Insbesondere Konservative behaupten eine besondere Nähe von Anthony »Albo« Albaneses Sozialdemokraten zu den chinesischen Kommunisten. Diese Thesen sind auch auf Plakaten zu lesen, die auf Lastwagen durch australische Städte kutschiert werden. Darauf zu sehen ist Xi Jinping, der einen mit »Labor« beschrifteten Wahlzettel in eine Urne wirft. Die Kommunistische Partei Chinas empfehle, Labor zu wählen, ist auf dem Plakat zu lesen.

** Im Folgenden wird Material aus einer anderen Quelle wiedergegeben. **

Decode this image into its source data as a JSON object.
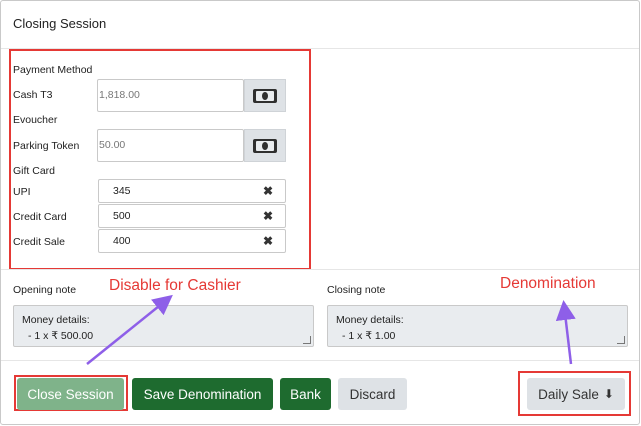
{
  "header": {
    "title": "Closing Session"
  },
  "payment": {
    "section_label": "Payment Method",
    "cash_label": "Cash T3",
    "cash_value": "1,818.00",
    "evoucher_label": "Evoucher",
    "parking_label": "Parking Token",
    "parking_value": "50.00",
    "giftcard_label": "Gift Card",
    "upi_label": "UPI",
    "upi_value": "345",
    "credit_card_label": "Credit Card",
    "credit_card_value": "500",
    "credit_sale_label": "Credit Sale",
    "credit_sale_value": "400",
    "clear_glyph": "✖"
  },
  "notes": {
    "opening_label": "Opening note",
    "opening_line1": "Money details:",
    "opening_line2": "- 1 x ₹ 500.00",
    "closing_label": "Closing note",
    "closing_line1": "Money details:",
    "closing_line2": "- 1 x ₹ 1.00"
  },
  "annotations": {
    "disable_for_cashier": "Disable for Cashier",
    "denomination": "Denomination",
    "color": "#e53935"
  },
  "footer": {
    "close_session": "Close Session",
    "save_denomination": "Save Denomination",
    "bank": "Bank",
    "discard": "Discard",
    "daily_sale": "Daily Sale",
    "download_glyph": "⬇"
  },
  "colors": {
    "primary": "#1e6b2f",
    "disabled": "#7fb38a",
    "light": "#dee2e6"
  },
  "icons": {
    "cash": "money-bill-icon",
    "clear": "close-icon",
    "download": "download-icon"
  }
}
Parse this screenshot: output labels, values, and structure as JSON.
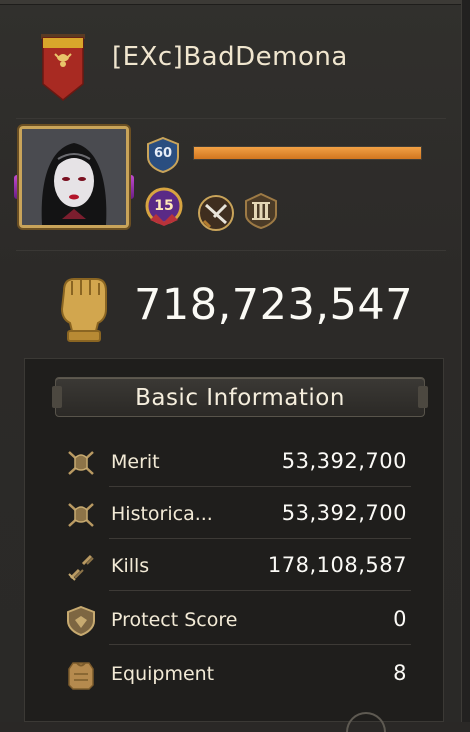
{
  "profile": {
    "name": "[EXc]BadDemona",
    "level": "60",
    "level_progress": 1.0,
    "vip": "15",
    "power": "718,723,547"
  },
  "basic_info": {
    "title": "Basic Information",
    "rows": [
      {
        "label": "Merit",
        "value": "53,392,700",
        "icon": "crossed-swords-helmet-icon"
      },
      {
        "label": "Historica...",
        "value": "53,392,700",
        "icon": "crossed-swords-helmet-icon"
      },
      {
        "label": "Kills",
        "value": "178,108,587",
        "icon": "broken-swords-icon"
      },
      {
        "label": "Protect Score",
        "value": "0",
        "icon": "shield-crest-icon"
      },
      {
        "label": "Equipment",
        "value": "8",
        "icon": "armor-icon"
      }
    ]
  },
  "colors": {
    "accent_gold": "#c9a45a",
    "xp_orange": "#e58a2f",
    "banner_red": "#b3261e"
  }
}
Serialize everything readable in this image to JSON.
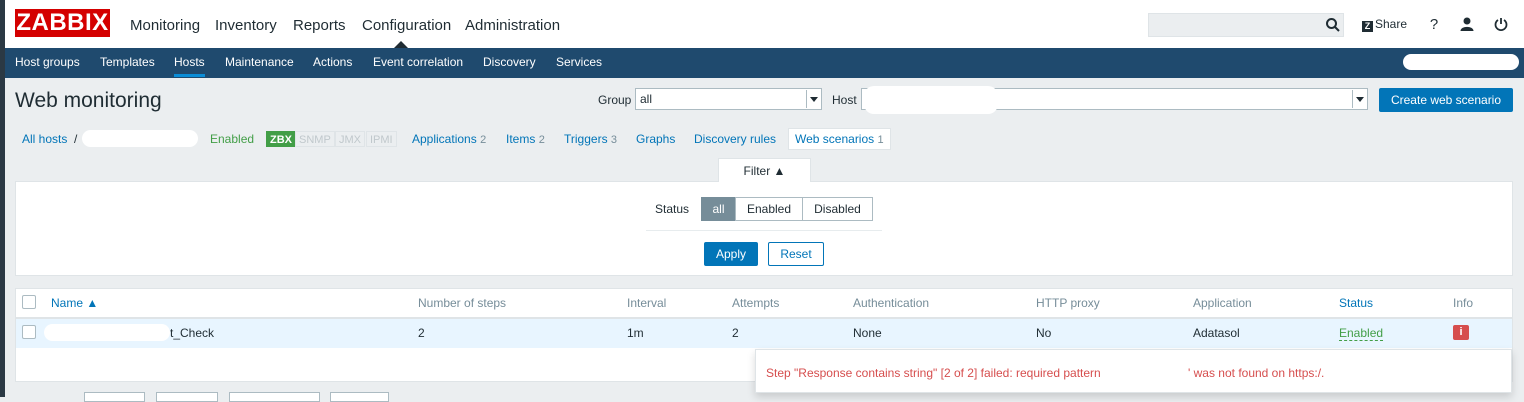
{
  "logo": "ZABBIX",
  "main_menu": [
    "Monitoring",
    "Inventory",
    "Reports",
    "Configuration",
    "Administration"
  ],
  "share_label": "Share",
  "share_logo": "Z",
  "help_label": "?",
  "sub_menu": [
    "Host groups",
    "Templates",
    "Hosts",
    "Maintenance",
    "Actions",
    "Event correlation",
    "Discovery",
    "Services"
  ],
  "page_title": "Web monitoring",
  "group_label": "Group",
  "group_value": "all",
  "host_label": "Host",
  "create_button": "Create web scenario",
  "breadcrumb": {
    "all_hosts": "All hosts",
    "separator": "/",
    "status": "Enabled",
    "badges": [
      "ZBX",
      "SNMP",
      "JMX",
      "IPMI"
    ],
    "applications": "Applications",
    "applications_count": "2",
    "items": "Items",
    "items_count": "2",
    "triggers": "Triggers",
    "triggers_count": "3",
    "graphs": "Graphs",
    "discovery_rules": "Discovery rules",
    "web_scenarios": "Web scenarios",
    "web_scenarios_count": "1"
  },
  "filter": {
    "tab_label": "Filter ▲",
    "status_label": "Status",
    "options": [
      "all",
      "Enabled",
      "Disabled"
    ],
    "selected": "all",
    "apply": "Apply",
    "reset": "Reset"
  },
  "table": {
    "columns": [
      "Name ▲",
      "Number of steps",
      "Interval",
      "Attempts",
      "Authentication",
      "HTTP proxy",
      "Application",
      "Status",
      "Info"
    ],
    "rows": [
      {
        "name": "t_Check",
        "steps": "2",
        "interval": "1m",
        "attempts": "2",
        "authentication": "None",
        "http_proxy": "No",
        "application": "Adatasol",
        "status": "Enabled",
        "info": "i"
      }
    ]
  },
  "tooltip": {
    "text": "Step \"Response contains string\" [2 of 2] failed: required pattern",
    "text_end": "' was not found on https:/."
  },
  "colors": {
    "brand": "#d40000",
    "accent": "#0275b8",
    "enabled": "#429e47",
    "error": "#d64e4e",
    "nav": "#1f4a6e"
  },
  "icons": [
    "search-icon",
    "help-icon",
    "user-icon",
    "power-icon",
    "info-icon",
    "sort-asc-icon"
  ]
}
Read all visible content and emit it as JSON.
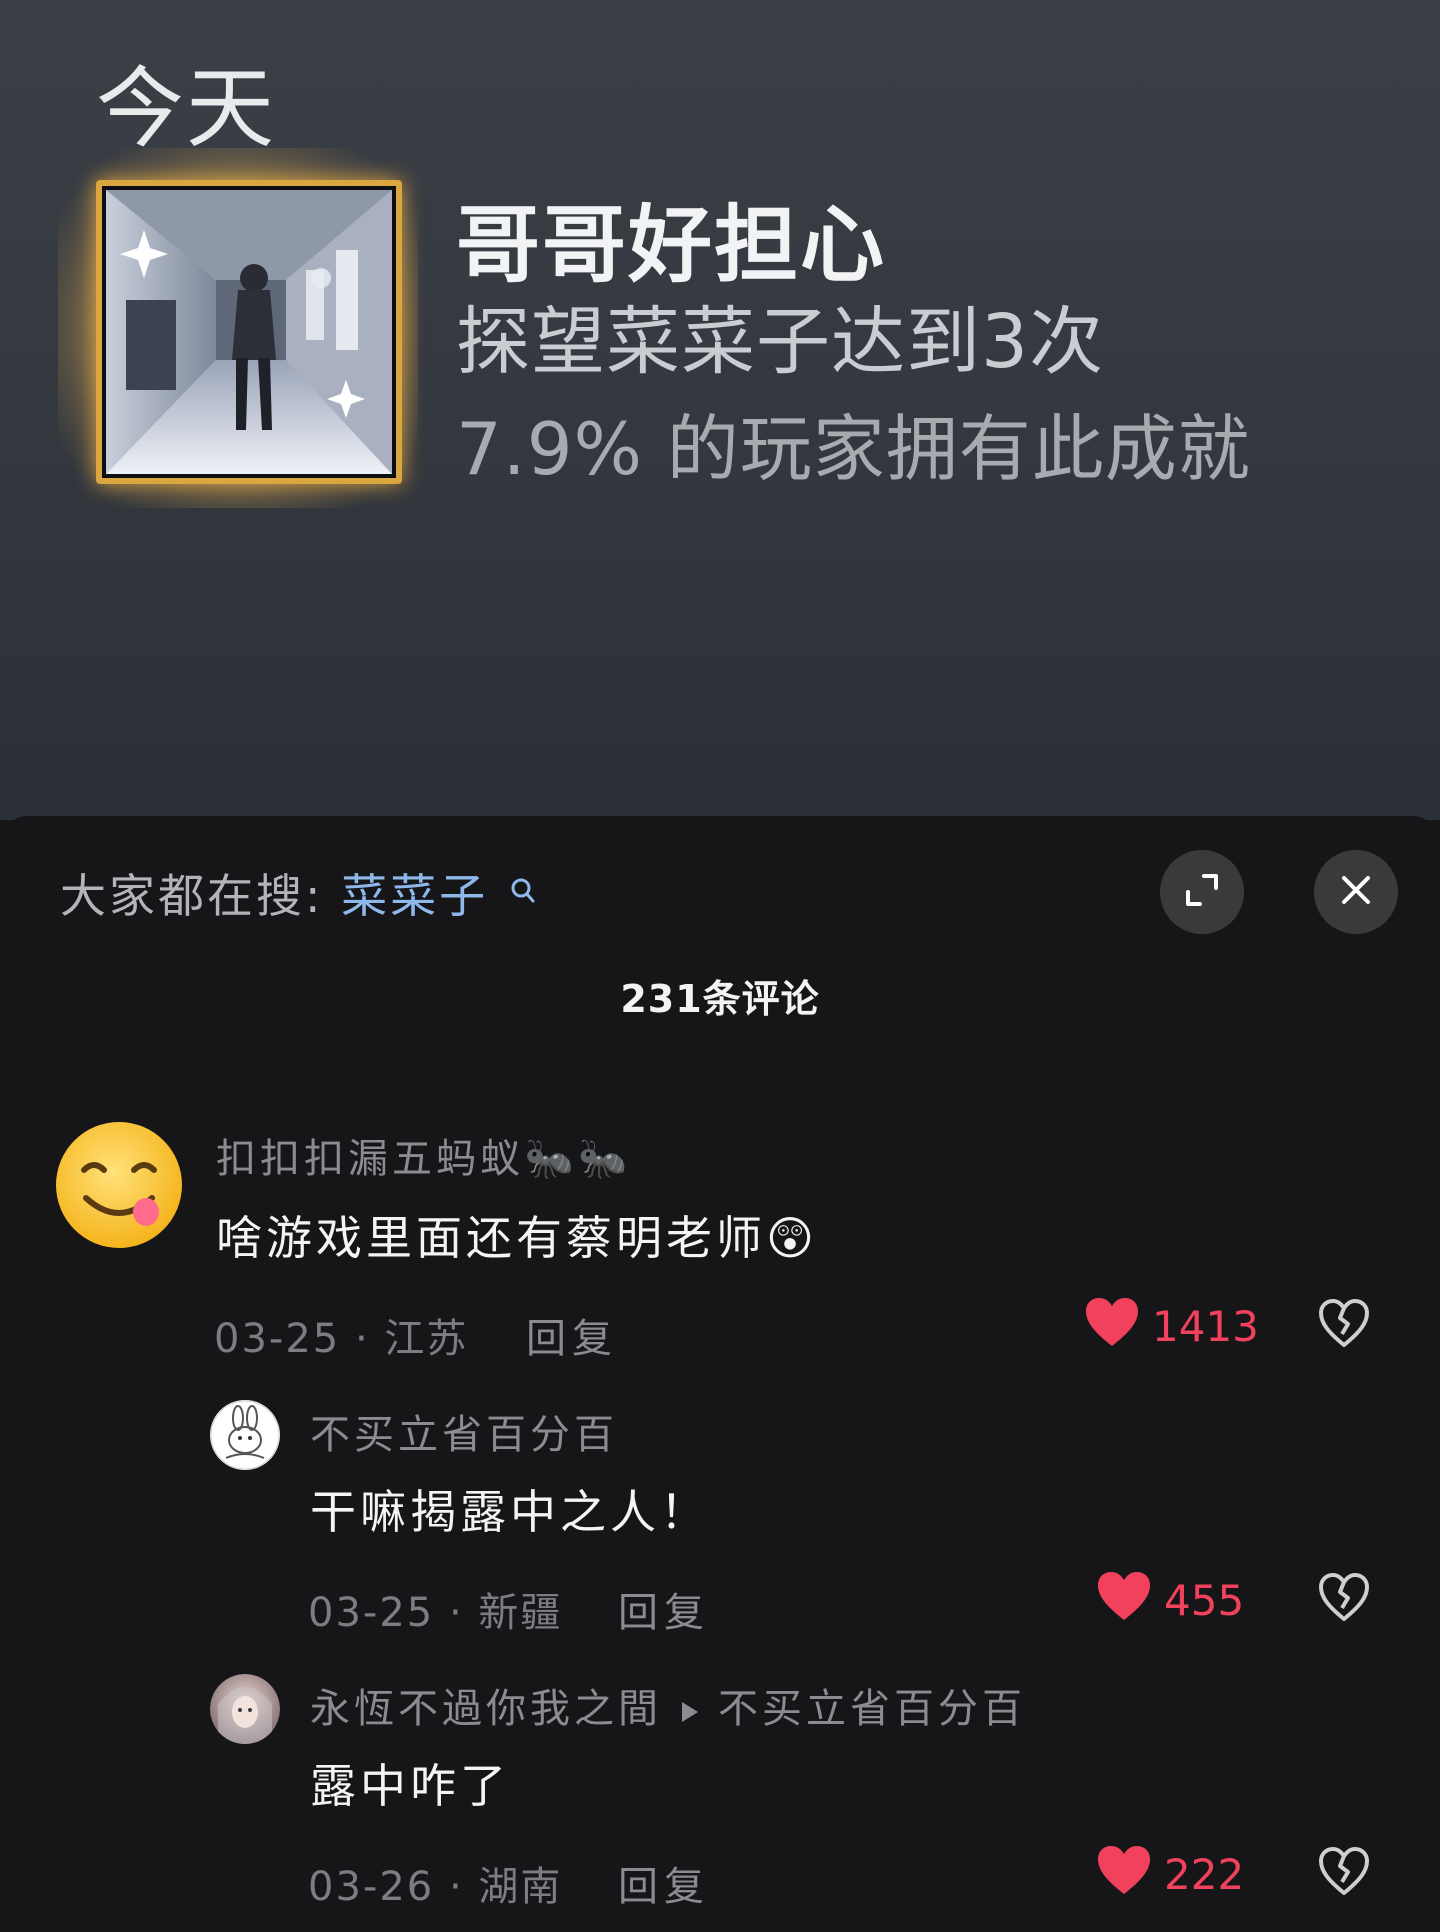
{
  "achievement": {
    "day_label": "今天",
    "title": "哥哥好担心",
    "description": "探望菜菜子达到3次",
    "percent_text": "7.9% 的玩家拥有此成就"
  },
  "sheet": {
    "search_prefix": "大家都在搜:",
    "search_term": "菜菜子",
    "comment_count": "231条评论"
  },
  "comments": [
    {
      "user": "扣扣扣漏五蚂蚁🐜🐜",
      "text": "啥游戏里面还有蔡明老师😲",
      "date": "03-25",
      "region": "江苏",
      "reply_label": "回复",
      "likes": "1413"
    },
    {
      "user": "不买立省百分百",
      "text": "干嘛揭露中之人！",
      "date": "03-25",
      "region": "新疆",
      "reply_label": "回复",
      "likes": "455"
    },
    {
      "user": "永恆不過你我之間",
      "reply_to": "不买立省百分百",
      "text": "露中咋了",
      "date": "03-26",
      "region": "湖南",
      "reply_label": "回复",
      "likes": "222"
    }
  ],
  "colors": {
    "search_term": "#8fb8ea",
    "like": "#f2415c",
    "badge_border": "#d9a640"
  },
  "icons": [
    "expand-icon",
    "close-icon",
    "search-icon",
    "heart-icon",
    "broken-heart-icon",
    "reply-arrow-icon"
  ]
}
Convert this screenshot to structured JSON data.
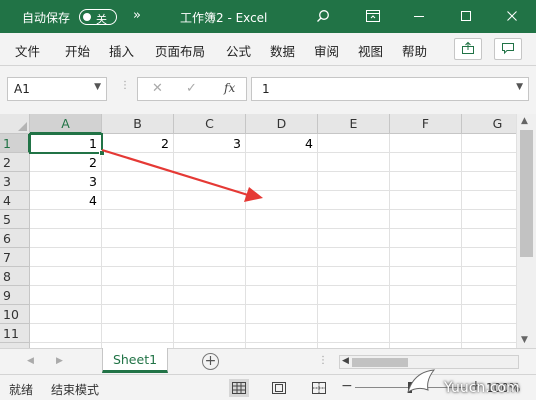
{
  "titlebar": {
    "autosave_label": "自动保存",
    "autosave_state": "关",
    "more_label": "»",
    "title": "工作簿2  -  Excel",
    "icons": [
      "search-icon",
      "ribbon-display-icon",
      "minimize-icon",
      "maximize-icon",
      "close-icon"
    ],
    "bg_color": "#217346"
  },
  "ribbon": {
    "tabs": [
      "文件",
      "开始",
      "插入",
      "页面布局",
      "公式",
      "数据",
      "审阅",
      "视图",
      "帮助"
    ],
    "right_icons": [
      "share-icon",
      "comment-icon"
    ]
  },
  "formula_bar": {
    "name_box": "A1",
    "cancel_symbol": "✕",
    "enter_symbol": "✓",
    "fx_label": "fx",
    "value": "1"
  },
  "grid": {
    "columns": [
      "A",
      "B",
      "C",
      "D",
      "E",
      "F",
      "G"
    ],
    "rows": [
      "1",
      "2",
      "3",
      "4",
      "5",
      "6",
      "7",
      "8",
      "9",
      "10",
      "11",
      "12"
    ],
    "selected_cell": "A1",
    "cells": {
      "a1": "1",
      "a2": "2",
      "a3": "3",
      "a4": "4",
      "b1": "2",
      "c1": "3",
      "d1": "4"
    },
    "annotation": "red-arrow-from-A1-pointing-right"
  },
  "sheets": {
    "tabs": [
      "Sheet1"
    ],
    "active": "Sheet1",
    "add_label": "+"
  },
  "statusbar": {
    "status": "就绪",
    "mode": "结束模式",
    "views": [
      "normal-view-icon",
      "page-layout-view-icon",
      "page-break-view-icon"
    ],
    "zoom_minus": "−",
    "zoom_plus": "+",
    "zoom_level": "100%",
    "zoom_fraction": 0.5
  },
  "watermark": {
    "text": "Yuucn.com"
  }
}
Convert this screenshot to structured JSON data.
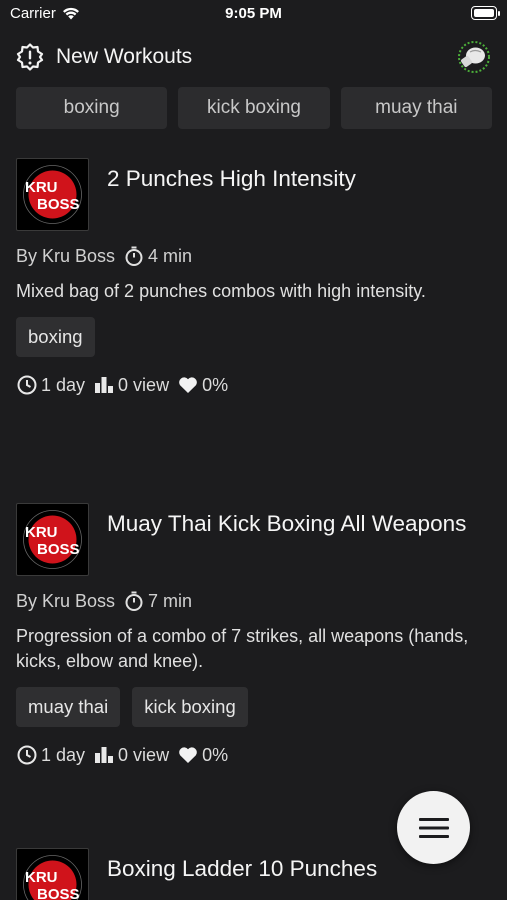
{
  "status_bar": {
    "carrier": "Carrier",
    "time": "9:05 PM"
  },
  "header": {
    "title": "New Workouts"
  },
  "filters": [
    "boxing",
    "kick boxing",
    "muay thai"
  ],
  "workouts": [
    {
      "title": "2 Punches High Intensity",
      "author": "By Kru Boss",
      "duration": "4 min",
      "description": "Mixed bag of 2 punches combos with high intensity.",
      "tags": [
        "boxing"
      ],
      "age": "1 day",
      "views": "0 view",
      "likes": "0%"
    },
    {
      "title": "Muay Thai Kick Boxing All Weapons",
      "author": "By Kru Boss",
      "duration": "7 min",
      "description": "Progression of a combo of 7 strikes, all weapons (hands, kicks, elbow and knee).",
      "tags": [
        "muay thai",
        "kick boxing"
      ],
      "age": "1 day",
      "views": "0 view",
      "likes": "0%"
    },
    {
      "title": "Boxing Ladder 10 Punches"
    }
  ],
  "brand": {
    "logo_line1": "KRU",
    "logo_line2": "BOSS"
  },
  "colors": {
    "background": "#1c1c1e",
    "chip": "#2c2c2e",
    "logo_red": "#d0131b",
    "fab": "#f2f2f2"
  }
}
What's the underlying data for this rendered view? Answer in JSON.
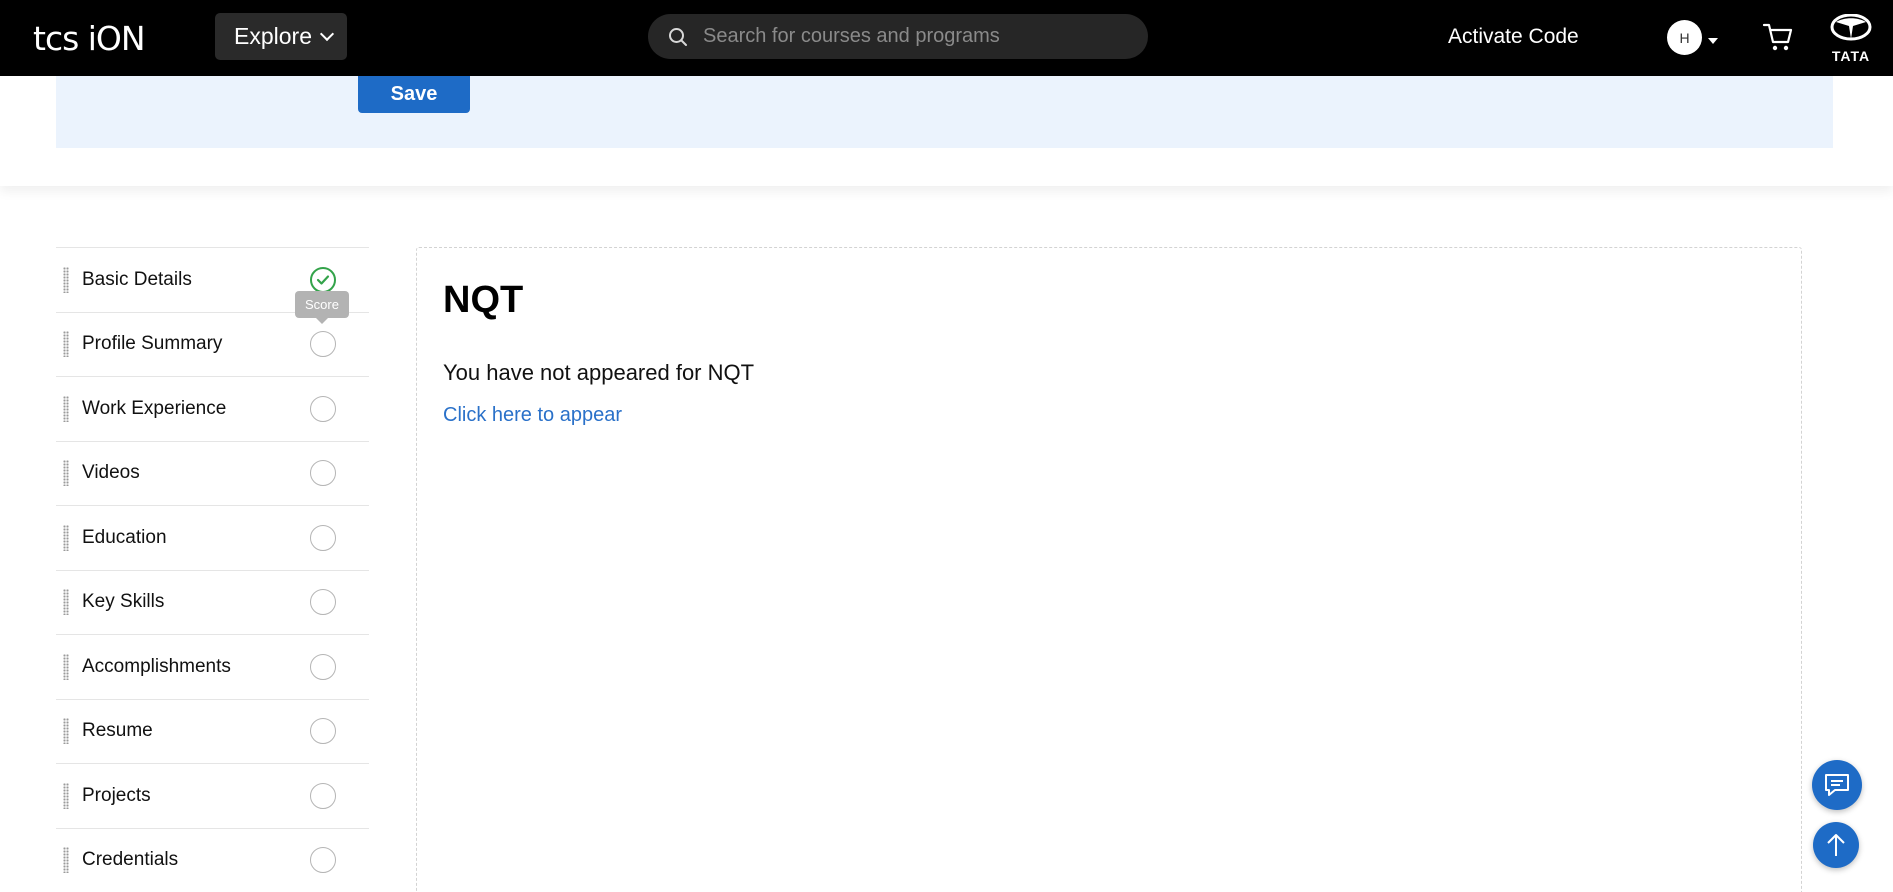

Dabei unterstellen rechtslastige Kreise auch einer Vertreterin der Liberalen, Gladys Liu, allein wegen ihrer chinesischen Abstammung eine Nähe zur Regierung in Peking. Auf einem Wahlplakat wird behauptet, sie sei »Xis Wunschkandidatin«. Hinter der aggressiven Kampagne gegen Labor steckt Rupert Murdochs Medienkonzern News Corp. 70 Prozent der australischen Printmedien sowie ein einflussreicher Fernsehsender werden von ihm kontrolliert. Es bleibt abzuwarten, inwieweit derart plumpe Kampagnen die Wähler beeinflussen werden.